Im Zentrum der Analyse steht der Umgang mit Nutzerdaten. Kush Pandya von Socket weist darauf hin, dass alle Einträge im Chrome Web Store angeben, keine Nutzerdaten zu sammeln oder zu verwenden. Die jeweils verlinkten Datenschutzrichtlinien würden jedoch das Gegenteil festhalten: Die Erweiterungen protokollierten IP-Adressen, den Internetanbieter, Klickzahlen und Referrer. Diese Daten würden zudem mit Google AdSense, DoubleClick und Werbepartnern von Drittanbietern geteilt.
Socket beschreibt außerdem einen Teilcluster der Erweiterungen, der in einer JavaScript-Datei mit dem Pfad „js/bg.js“ zwei fest einprogrammierte URLs enthält. Diese würden bei der Installation und Deinstallation aktiviert. Nach Einschätzung des Unternehmens dient das dazu, Signale für organische Suchtreffer künstlich zu erzeugen.
Socket erläutert das Vorgehen so: Der Besuch stamme nicht von einer Person, die über Google gesucht habe. Stattdessen öffne die Erweiterung selbstständig einen Tab und versehe ihn mit dem Merkmal, er sei aus einer organischen Google-Suche gekommen. Beim Deinstallationsvorgang gehe das System noch weiter: Das Ziel werde in genau das Format „google.com/url“ eingebettet, das Google für echte Klicks auf Suchergebnisse verwende, einschließlich signierter „ved“- und „usg“-Token. Dadurch wirke der Aufruf wie ein Klick eines Menschen auf ein Google-Suchergebnis.

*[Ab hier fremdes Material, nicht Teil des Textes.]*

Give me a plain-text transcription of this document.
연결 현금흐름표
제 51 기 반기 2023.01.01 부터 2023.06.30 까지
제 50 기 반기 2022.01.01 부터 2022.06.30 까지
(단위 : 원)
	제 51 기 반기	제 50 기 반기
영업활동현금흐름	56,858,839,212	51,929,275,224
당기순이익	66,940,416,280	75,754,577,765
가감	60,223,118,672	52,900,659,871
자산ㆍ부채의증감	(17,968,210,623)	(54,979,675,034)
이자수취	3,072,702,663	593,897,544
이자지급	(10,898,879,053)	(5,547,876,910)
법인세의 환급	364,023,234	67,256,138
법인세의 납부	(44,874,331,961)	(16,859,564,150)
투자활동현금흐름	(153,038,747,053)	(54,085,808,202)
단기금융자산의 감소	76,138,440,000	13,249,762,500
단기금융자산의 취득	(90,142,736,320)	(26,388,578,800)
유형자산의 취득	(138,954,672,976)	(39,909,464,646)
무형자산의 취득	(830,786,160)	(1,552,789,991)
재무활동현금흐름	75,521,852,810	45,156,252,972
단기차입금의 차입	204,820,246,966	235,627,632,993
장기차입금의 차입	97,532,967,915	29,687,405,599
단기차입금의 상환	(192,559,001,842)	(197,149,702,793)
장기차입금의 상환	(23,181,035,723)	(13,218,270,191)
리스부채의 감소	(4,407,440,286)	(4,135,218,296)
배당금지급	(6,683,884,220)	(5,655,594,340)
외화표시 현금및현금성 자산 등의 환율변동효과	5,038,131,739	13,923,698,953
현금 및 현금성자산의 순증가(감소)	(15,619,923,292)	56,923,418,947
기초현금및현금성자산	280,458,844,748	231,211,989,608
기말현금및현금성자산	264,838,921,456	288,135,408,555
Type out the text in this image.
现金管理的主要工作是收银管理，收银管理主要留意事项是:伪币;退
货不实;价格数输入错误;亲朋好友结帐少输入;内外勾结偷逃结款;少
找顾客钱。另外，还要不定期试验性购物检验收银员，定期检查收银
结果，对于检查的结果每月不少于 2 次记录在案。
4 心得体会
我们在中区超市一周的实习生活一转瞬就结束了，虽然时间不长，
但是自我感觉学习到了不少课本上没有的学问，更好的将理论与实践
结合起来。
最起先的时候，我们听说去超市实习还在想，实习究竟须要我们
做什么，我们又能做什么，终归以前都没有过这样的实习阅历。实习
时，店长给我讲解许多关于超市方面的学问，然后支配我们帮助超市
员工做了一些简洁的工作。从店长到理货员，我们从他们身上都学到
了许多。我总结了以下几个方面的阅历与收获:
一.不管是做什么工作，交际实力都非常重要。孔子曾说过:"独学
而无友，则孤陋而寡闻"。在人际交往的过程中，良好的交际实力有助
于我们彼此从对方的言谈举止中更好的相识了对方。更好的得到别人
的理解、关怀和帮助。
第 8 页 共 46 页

Zusätzlich verfügen die JavaScript-Dateien laut Socket über eine derzeit ruhende Funktion. Beim Start eines Service Workers könne sie jede auffindbare IndexedDB-Datenbank aufzählen und löschen.
Die Forscher bewerten die Kampagne als „finanziell motivierte kommerzielle Adware- und Affiliate-Operation zum Betrug bei der Traffic-Zuordnung“. Die genaue Herkunft sei allerdings unbekannt. Verfügbare Indizien deuteten darauf hin, dass der Ursprung in der Türkei liegen könnte.